A new kind of active electronically scanned array (AESA) radar has gained a foothold in the combat aircraft market, even as the airborne radar technology rapidly expands in performance and the number of competitors.
The announced selection on May 18 of the X-band frequency Raytheon Phantom Strike radar for Poland’s bespoke version of the Korea Aerospace Industries F/A-50 light attack fighter will introduce the compact sensor into service in 2025.
As the F/A-50PL is readying for service, Raytheon already faces competition for a compact AESA on the South Korean aircraft. A week before the Polish selection was confirmed, LIG Nex1, a South Korean defense electronics prime, unveiled the X-band frequency ESR-500A, making it an instant, homegrown favorite to win a retrofit order on domestic F/A-50s.
Dueling AESA options for the F/A-50 show how far the technology has come in a short amount of time. Mikoyan introduced the Zaslon passive electronically scanned array (PESA) on the MiG-31 fighter in 1981, packaging multiple antenna elements with a single transmitter. Japan then introduced the first AESA on a fighter in 2000, with the Mitsubishi Electric J/APG-1 integrated on the Mitsubishi F-2. Unlike the single-beam PESA, the antenna elements in an AESA array are connected to hundreds of transmit/receive modules, with each capable of emitting multiple beams at different frequencies.
Following the F-2’s lead, AESA technology swept across U.S. foreign fighter fleets. The Lockheed Martin F-22 introduced the Northrop Grumman APG-77 in 2005, just as the APG-80 entered service on the UAE’s Lockheed F-16 Block 60s. The Raytheon APG-79 followed on the Boeing F/A-18E/F Super Hornet in 2006, and the Northrop APG-81 became operational on the Lockheed F-35B in 2015. Boeing has upgraded the F-15Es with APG-82 radars, while Northrop’s APG-83 is now standard on Lockheed’s F-16Vs.

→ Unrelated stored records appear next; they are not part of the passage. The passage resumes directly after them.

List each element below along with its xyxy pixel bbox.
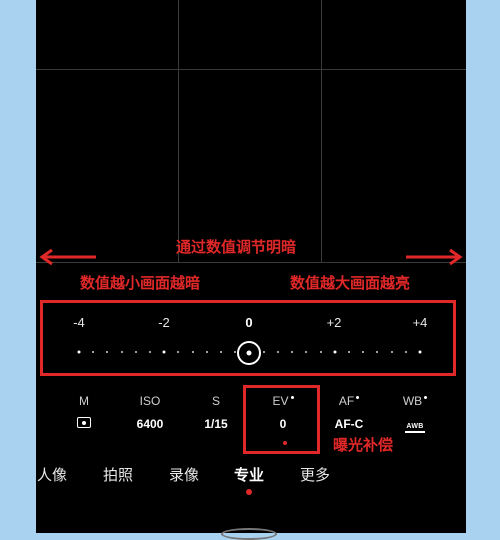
ev-scale-dot [418, 350, 422, 354]
ev-scale-dot [276, 351, 279, 353]
ev-scale-dot [120, 351, 123, 353]
mode-tab-video[interactable]: 录像 [169, 464, 199, 485]
annotation-ev: 曝光补偿 [333, 436, 394, 454]
param-shutter[interactable]: S 1/15 [186, 394, 246, 431]
annotation-right: 数值越大画面越亮 [290, 274, 411, 292]
grid-line [36, 69, 466, 70]
ev-scale-dot [205, 351, 208, 353]
param-label: ISO [139, 394, 161, 408]
indicator-dot-icon [356, 396, 360, 399]
ev-scale-dot [134, 351, 137, 353]
ev-scale-dot [220, 351, 223, 353]
ev-scale-dot [177, 351, 180, 353]
left-arrow-icon [39, 248, 96, 266]
metering-icon [77, 417, 91, 428]
ev-scale-dot [319, 351, 322, 353]
ev-scale-dot [333, 350, 337, 354]
param-wb[interactable]: WB AWB [385, 394, 445, 433]
param-value: AF-C [334, 417, 364, 431]
ev-highlight-box [243, 385, 320, 454]
grid-line [36, 262, 466, 263]
ev-scale-dot [149, 351, 152, 353]
ev-scale-dot [305, 351, 308, 353]
param-iso[interactable]: ISO 6400 [120, 394, 180, 431]
grid-line [178, 0, 179, 262]
param-label: WB [402, 394, 423, 408]
ev-tick-label: -2 [158, 315, 170, 330]
active-mode-dot [246, 489, 252, 495]
ev-selected-dot [283, 441, 287, 445]
mode-tab-portrait[interactable]: 人像 [37, 464, 67, 485]
param-label: M [79, 394, 89, 408]
ev-scale-dot [262, 351, 265, 353]
ev-scale-dot [92, 351, 95, 353]
annotation-left: 数值越小画面越暗 [80, 274, 201, 292]
mode-tab-pro[interactable]: 专业 [234, 464, 264, 485]
ev-scale-dot [376, 351, 379, 353]
indicator-dot-icon [424, 396, 428, 399]
ev-slider-knob[interactable] [237, 341, 261, 365]
right-arrow-icon [406, 248, 463, 266]
param-label: AF [338, 394, 355, 408]
ev-scale-dot [390, 351, 393, 353]
ev-scale-dot [191, 351, 194, 353]
shutter-button[interactable] [221, 528, 277, 540]
ev-scale-dot [162, 350, 166, 354]
ev-scale-dot [362, 351, 365, 353]
ev-scale-dot [77, 350, 81, 354]
ev-tick-label: 0 [245, 315, 253, 330]
ev-scale-dot [234, 351, 237, 353]
param-value: 6400 [136, 417, 164, 431]
mode-tab-more[interactable]: 更多 [300, 464, 330, 485]
param-af[interactable]: AF AF-C [319, 394, 379, 431]
ev-scale-dot [291, 351, 294, 353]
param-value: 1/15 [204, 417, 228, 431]
ev-tick-label: +4 [412, 315, 428, 330]
param-metering[interactable]: M [54, 394, 114, 431]
ev-tick-label: -4 [73, 315, 85, 330]
ev-scale-dot [404, 351, 407, 353]
ev-scale-dot [106, 351, 109, 353]
grid-line [321, 0, 322, 262]
ev-tick-label: +2 [326, 315, 342, 330]
annotation-title: 通过数值调节明暗 [176, 238, 297, 256]
ev-scale-dot [347, 351, 350, 353]
mode-tab-photo[interactable]: 拍照 [103, 464, 133, 485]
awb-icon: AWB [405, 423, 425, 433]
param-label: S [211, 394, 220, 408]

In Europe, the Thales RBE2 radar entered service on the Dassault Rafale in 2013, while the AESA-based European Common Radar System Mk. 0 has been delivered on Kuwait’s Eurofighter Typhoons and Leonardo Raven ES radar is on board the Saab Gripen NG.
The ubiquity of AESA radars has come in defiance of its cost, which, for example, ranges between $3.5 million for the APG-79 and $5.5 million for the APG-82, according to U.S. budget documents. But the technology offers significant improvements, such as being able to detect targets farther away, performing multiple functions nearly simultaneously and seldom needing to be repaired.
AESA radars from the last generation, however, are less effective on an aircraft as small as an F/A-50. Their gallium arsenide semiconductors demand too much electrical power from the aircraft and produce too much heat—a condition that must be addressed by a bulky liquid cooling system.
Advances in commercial technology came to the rescue. With consumer electronics lowering the price of gallium nitride (GAN)semiconductors, radar developers can get the same or better performance on a fire control radar while drawing less power and generating lower heat. As a result, LIG’s ESR-500A and Raytheon’s Phantom Strike are advertised as air-cooled AESAs.
Both manufacturers advertise their radars for the F/A-50 as weighing less than 150 lb., and Raytheon adds that Phantom Strike will cost half the price of the APG-79 or APG-82.
Other comparisons between the two systems are difficult to make. LIG, for example, told Aerospace DAILY the ESR-500A features 500 transmit/receive modules. Raytheon currently does not provide a number for the Phantom Strike, although company officials told reporters there would be 906 when the new AESA radar product was unveiled in September 2021.
The Phantom Strike architecture allows the radar to scale to different applications, including uncrewed aircraft systems, armed helicopters and fighters heavier than an F/A-50.
The new generation of GAN-powered AESA radars has arrived. As Raytheon delivers Phantom Strike on Poland’s F/A-50PLs in 2025, rival Northrop is scheduled to introduce the APG-85 AESA on the U.S.-operated F-35s.